‘Diversity and inclusion are just marketing buzzwords without action’
Engineer turned entrepreneur and D&I speaker and author Furkan Karayel had to take action when she realised that words like ‘diversity’ were being used as marketing tools by a lot of employers.
“Software engineering was my dream job since my childhood days; I was very interested in tech and my ability to make modifications in it,” Furkan Karayel tells SiliconRepublic.com.
Karayel did grow up to become a very successful software engineer, like she had always wanted to be.
Her tech career began in Istanbul when she studied engineering. In 2005, she moved to Athlone IT as an Erasmus student in the software engineering department. She decided to graduate from the college, and two weeks after her graduation she landed her dream job as a software system test engineer in Athlone.
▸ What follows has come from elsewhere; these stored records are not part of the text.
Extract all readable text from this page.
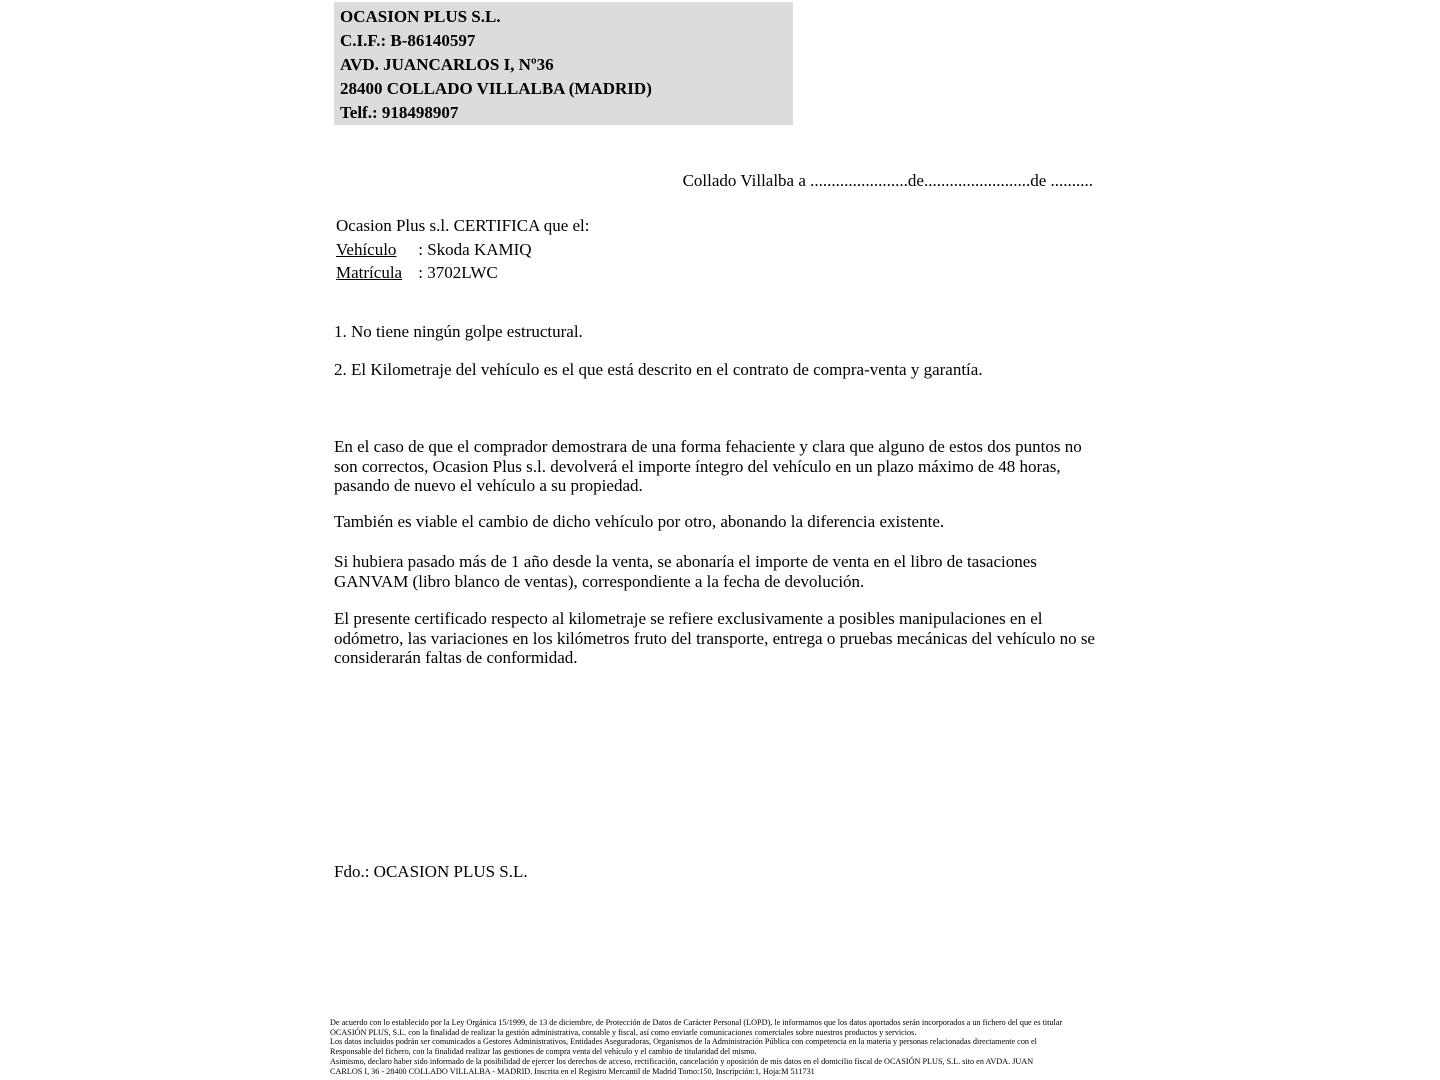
OCASION PLUS S.L.
C.I.F.: B-86140597
AVD. JUANCARLOS I, Nº36
28400 COLLADO VILLALBA (MADRID)
Telf.: 918498907
Collado Villalba a .......................de.........................de ..........
Ocasion Plus s.l. CERTIFICA que el:
Vehículo : Skoda KAMIQ
Matrícula : 3702LWC
1. No tiene ningún golpe estructural.
2. El Kilometraje del vehículo es el que está descrito en el contrato de compra-venta y garantía.
En el caso de que el comprador demostrara de una forma fehaciente y clara que alguno de estos dos puntos no son correctos, Ocasion Plus s.l. devolverá el importe íntegro del vehículo en un plazo máximo de 48 horas, pasando de nuevo el vehículo a su propiedad.
También es viable el cambio de dicho vehículo por otro, abonando la diferencia existente.
Si hubiera pasado más de 1 año desde la venta, se abonaría el importe de venta en el libro de tasaciones GANVAM (libro blanco de ventas), correspondiente a la fecha de devolución.
El presente certificado respecto al kilometraje se refiere exclusivamente a posibles manipulaciones en el odómetro, las variaciones en los kilómetros fruto del transporte, entrega o pruebas mecánicas del vehículo no se considerarán faltas de conformidad.
Fdo.: OCASION PLUS S.L.
De acuerdo con lo establecido por la Ley Orgánica 15/1999, de 13 de diciembre, de Protección de Datos de Carácter Personal (LOPD), le informamos que los datos aportados serán incorporados a un fichero del que es titular
OCASIÓN PLUS, S.L. con la finalidad de realizar la gestión administrativa, contable y fiscal, así como enviarle comunicaciones comerciales sobre nuestros productos y servicios.
Los datos incluidos podrán ser comunicados a Gestores Administrativos, Entidades Aseguradoras, Organismos de la Administración Pública con competencia en la materia y personas relacionadas directamente con el
Responsable del fichero, con la finalidad realizar las gestiones de compra venta del vehículo y el cambio de titularidad del mismo.
Asimismo, declaro haber sido informado de la posibilidad de ejercer los derechos de acceso, rectificación, cancelación y oposición de mis datos en el domicilio fiscal de OCASIÓN PLUS, S.L. sito en AVDA. JUAN
CARLOS I, 36 - 28400 COLLADO VILLALBA - MADRID. Inscrita en el Registro Mercantil de Madrid Tomo:150, Inscripción:1, Hoja:M 511731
She worked in multinational tech companies in Ireland for 10 years in a variety of different roles, including system test engineer, support engineer, DevOps engineer, system integration, automation and more.
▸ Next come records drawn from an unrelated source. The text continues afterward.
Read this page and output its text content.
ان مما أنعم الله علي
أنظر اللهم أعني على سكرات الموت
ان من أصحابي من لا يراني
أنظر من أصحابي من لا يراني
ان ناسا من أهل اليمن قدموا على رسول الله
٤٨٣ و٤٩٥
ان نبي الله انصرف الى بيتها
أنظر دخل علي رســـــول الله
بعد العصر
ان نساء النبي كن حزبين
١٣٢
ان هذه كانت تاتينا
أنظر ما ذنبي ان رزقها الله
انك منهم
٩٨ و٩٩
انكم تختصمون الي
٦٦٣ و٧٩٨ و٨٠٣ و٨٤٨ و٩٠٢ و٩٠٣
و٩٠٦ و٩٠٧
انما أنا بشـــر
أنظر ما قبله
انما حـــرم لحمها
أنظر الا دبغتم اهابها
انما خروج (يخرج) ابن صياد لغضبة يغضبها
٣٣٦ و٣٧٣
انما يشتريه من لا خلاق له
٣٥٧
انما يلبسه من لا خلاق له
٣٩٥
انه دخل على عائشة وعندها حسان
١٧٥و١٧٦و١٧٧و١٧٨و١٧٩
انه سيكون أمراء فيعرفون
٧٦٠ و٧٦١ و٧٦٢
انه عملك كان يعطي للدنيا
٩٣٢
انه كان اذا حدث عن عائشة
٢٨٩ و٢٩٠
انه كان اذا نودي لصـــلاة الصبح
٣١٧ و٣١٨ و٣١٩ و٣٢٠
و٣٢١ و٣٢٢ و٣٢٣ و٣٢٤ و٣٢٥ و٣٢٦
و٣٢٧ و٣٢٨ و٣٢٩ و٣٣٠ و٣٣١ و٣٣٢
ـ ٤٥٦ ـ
She enjoyed the challenge of trying to solve problems that need high attention to detail while focusing on the bigger picture.
But her love for her career was tinged with frustration. Karayel enjoyed her work but she couldn’t ignore the fact that she wasn’t seeing much – if any – diversity around her.
She didn’t see a lot of women, or people who weren’t of a non-Irish or white background working in her industry. There was also a distinct lack of diversity in tech leadership.
As Karayel puts it, there are so many talented women and women with different ethnic backgrounds “in every stage of our lives” that we don’t tend to see in the leadership positions of big tech companies.
For her, it felt like these people – and by extension, Karayel herself – didn’t exist. She wanted to challenge the homogeneity.
“I started to question why,” she said, of women and ethnic minorities’ representation in tech leadership roles. “I googled and found that their representation in tech leadership was less than 1pc in the world.”
“On the other hand, ‘diversity’ and ‘inclusion’ and ‘belonging’, these words were being used as marketing tools by large organisations but the ‘action’ piece was missing.
“This was a big wake up call for me and I had to do something about it.”
That something was called Diversein, a rather cleverly named platform that focuses on bringing people together to devise strategies for companies to build better D&I practices in their day-to-day operations.
The journey to diversity
Karayel leads a team of D&I ambassadors in business and tech. Unsurprisingly, Karayel has followed her own example in creating a service she could have done with seeing herself a decade ago when she was working her way up the career ladder. Her team is diverse and made up of men and women of a lot different backgrounds and specialisms. The ambassadors aren’t just based in Ireland either – the website’s tagline says it is a global diversity and inclusion embassy.
Karayel reckons that while things for women and minorities in tech have improved in the last few years, the work she and thousands of others like her do is not complete.
“Yes, it is changing slowly but we cannot give up, sit back and say, we are done. It’s a journey. We have just started it.”
She recalls frustrating times in her career when she felt invisible and ignored. She realised after starting Diversein that she was not alone in the way she felt.
“It was a never ending cycle and was very exhausting. I then discovered that I wasn’t alone. Many women who work in highly male dominated industries feel very similar.”
Karayel has written a book that outlines her philosophy of inclusivity in the tech and business worlds. It’s called Inclusive Intelligence: How to be a role model for diversity and inclusion in the workplace.
She says her book is more about looking at D&I from a leader’s perspective. It asks what kind of roles leaders play and how “their inclusive actions become orchestral and guiding them on what makes a leader inclusive and how they can be inclusive leaders every day.”
When asked what work needs to be done in terms of diversity in her opinion, Karayel answers simply: “Cool projects with cool role models.”